Now it was clear — Rock wasn’t in the Pryor turn of his career, turning trauma into truth. This was the move George Carlin made to regain relevance, tapping into inner anger and righteous indignation. Carlin’s own humiliation — with other comics ridiculing routines that had become hacky — made him resolve to dig deeper into the things in our culture that he detested. Rock played a similar card last night, but with a twist: The anger he expressed wasn’t a universal outcry about what’s wrong with our idiotic world. It was personal.

And because it was Rock’s anger — not the comic speaking for us, but for himself — the turn didn’t work nearly as well. There was something undeniably thrilling about watching Rock land haymaker after haymaker, the same way watching Mike Tyson drive someone’s nose into the back of their skull was so electrifying. But after the adrenaline rush wears off, some amount of shame sets in. Did I just watch that for my own entertainment?
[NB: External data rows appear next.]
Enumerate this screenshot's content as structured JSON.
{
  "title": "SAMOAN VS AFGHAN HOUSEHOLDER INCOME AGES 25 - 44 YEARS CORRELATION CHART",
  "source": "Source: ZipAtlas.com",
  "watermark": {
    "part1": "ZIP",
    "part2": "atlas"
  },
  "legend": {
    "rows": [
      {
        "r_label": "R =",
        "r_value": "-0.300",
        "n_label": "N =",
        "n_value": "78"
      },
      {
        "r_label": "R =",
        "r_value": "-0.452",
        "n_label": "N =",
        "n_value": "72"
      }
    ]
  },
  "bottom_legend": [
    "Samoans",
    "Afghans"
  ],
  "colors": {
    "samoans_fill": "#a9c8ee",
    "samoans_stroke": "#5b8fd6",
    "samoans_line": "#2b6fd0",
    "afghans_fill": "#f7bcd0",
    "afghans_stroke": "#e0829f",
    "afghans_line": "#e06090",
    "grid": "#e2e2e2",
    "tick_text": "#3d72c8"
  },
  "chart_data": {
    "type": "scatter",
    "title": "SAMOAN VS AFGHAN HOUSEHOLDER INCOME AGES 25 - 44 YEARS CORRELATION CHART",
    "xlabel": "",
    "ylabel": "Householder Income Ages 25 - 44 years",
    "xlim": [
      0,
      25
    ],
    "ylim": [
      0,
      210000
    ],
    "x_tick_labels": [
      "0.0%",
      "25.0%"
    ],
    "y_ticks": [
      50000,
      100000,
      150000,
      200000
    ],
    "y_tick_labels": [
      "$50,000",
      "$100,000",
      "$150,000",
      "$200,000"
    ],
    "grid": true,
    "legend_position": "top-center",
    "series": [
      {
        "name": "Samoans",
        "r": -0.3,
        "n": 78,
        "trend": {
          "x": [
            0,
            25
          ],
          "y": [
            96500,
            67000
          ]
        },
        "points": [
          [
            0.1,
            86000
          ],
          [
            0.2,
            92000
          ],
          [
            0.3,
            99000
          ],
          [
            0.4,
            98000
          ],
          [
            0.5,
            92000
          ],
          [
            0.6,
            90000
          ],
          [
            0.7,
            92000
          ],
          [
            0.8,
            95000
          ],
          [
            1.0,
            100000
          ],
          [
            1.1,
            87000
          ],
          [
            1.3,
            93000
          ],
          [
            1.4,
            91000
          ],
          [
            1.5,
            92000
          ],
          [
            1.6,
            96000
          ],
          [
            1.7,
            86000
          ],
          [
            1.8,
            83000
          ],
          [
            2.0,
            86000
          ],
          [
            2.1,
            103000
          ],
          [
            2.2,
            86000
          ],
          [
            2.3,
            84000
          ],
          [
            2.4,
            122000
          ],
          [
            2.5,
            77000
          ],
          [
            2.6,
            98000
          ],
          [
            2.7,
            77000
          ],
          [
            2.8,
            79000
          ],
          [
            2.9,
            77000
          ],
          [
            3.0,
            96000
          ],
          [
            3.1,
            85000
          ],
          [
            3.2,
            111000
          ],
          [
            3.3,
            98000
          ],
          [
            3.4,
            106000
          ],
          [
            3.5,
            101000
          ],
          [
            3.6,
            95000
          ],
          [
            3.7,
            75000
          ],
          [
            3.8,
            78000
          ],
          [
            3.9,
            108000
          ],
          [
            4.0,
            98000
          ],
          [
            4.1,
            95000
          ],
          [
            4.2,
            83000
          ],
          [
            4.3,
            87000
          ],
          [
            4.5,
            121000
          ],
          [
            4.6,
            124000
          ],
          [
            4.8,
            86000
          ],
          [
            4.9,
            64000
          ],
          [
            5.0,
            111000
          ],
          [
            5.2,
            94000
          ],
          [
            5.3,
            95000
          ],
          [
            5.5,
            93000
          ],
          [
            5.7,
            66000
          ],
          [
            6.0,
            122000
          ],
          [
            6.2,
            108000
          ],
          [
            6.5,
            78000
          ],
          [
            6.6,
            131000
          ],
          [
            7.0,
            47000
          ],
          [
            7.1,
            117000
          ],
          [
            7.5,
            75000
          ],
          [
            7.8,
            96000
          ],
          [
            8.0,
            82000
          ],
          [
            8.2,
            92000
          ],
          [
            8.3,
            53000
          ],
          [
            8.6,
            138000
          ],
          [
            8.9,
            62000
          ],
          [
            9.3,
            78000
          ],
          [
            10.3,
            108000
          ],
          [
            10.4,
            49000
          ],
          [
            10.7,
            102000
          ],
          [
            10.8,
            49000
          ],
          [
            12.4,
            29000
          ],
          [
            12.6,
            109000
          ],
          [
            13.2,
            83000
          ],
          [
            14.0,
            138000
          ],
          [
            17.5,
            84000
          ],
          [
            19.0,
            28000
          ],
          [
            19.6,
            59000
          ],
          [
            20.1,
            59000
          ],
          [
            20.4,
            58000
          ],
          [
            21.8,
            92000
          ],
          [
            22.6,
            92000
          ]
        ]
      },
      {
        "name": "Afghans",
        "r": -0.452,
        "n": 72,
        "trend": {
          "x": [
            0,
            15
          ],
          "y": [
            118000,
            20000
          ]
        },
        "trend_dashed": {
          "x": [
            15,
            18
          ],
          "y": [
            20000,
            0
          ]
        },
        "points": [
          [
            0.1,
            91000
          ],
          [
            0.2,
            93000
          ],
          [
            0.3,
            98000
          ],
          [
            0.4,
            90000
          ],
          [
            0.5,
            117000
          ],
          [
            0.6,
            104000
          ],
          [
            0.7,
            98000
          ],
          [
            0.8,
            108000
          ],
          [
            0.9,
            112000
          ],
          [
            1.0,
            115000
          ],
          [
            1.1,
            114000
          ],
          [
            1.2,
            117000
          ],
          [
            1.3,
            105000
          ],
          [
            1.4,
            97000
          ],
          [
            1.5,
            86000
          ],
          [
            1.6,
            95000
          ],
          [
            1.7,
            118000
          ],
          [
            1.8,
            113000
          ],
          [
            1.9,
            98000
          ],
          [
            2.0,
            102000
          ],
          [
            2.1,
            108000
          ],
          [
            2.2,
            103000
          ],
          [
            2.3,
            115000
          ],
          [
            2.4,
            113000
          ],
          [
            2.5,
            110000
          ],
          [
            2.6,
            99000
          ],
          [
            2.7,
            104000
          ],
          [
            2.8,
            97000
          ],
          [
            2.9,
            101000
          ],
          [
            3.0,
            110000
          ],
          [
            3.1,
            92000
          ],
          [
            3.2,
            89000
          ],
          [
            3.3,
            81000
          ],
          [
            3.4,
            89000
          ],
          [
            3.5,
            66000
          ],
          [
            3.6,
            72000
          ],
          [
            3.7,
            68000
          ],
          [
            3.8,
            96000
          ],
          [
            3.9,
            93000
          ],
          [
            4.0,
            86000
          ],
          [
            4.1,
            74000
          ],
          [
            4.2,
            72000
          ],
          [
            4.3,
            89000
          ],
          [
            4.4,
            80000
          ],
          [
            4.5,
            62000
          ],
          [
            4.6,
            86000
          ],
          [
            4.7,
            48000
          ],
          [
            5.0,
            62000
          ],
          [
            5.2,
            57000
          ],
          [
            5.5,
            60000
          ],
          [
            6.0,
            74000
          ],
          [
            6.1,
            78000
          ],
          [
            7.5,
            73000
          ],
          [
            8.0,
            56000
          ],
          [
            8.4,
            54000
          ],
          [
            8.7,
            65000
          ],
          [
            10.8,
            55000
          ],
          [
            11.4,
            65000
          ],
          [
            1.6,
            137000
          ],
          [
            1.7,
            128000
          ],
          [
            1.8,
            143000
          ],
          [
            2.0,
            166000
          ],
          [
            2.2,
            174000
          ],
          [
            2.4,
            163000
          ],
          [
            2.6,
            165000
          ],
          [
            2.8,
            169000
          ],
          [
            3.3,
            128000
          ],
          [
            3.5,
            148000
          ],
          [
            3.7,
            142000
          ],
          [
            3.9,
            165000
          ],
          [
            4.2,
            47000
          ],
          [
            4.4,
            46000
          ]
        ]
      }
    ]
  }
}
Rock accused many, and especially Smith, of selective outrage, being okay with some versions of injustice while being infuriated at others. Of course, he’s guilty of the same. His venom for other people who have hurt him — his ex-wife, for example — isn’t the fatal kind. But Rock absolutely selected his outrage last night. Maybe Smith got exactly what he deserved, but Rock didn’t create art in exacting his revenge. All we got to watch was a beatdown.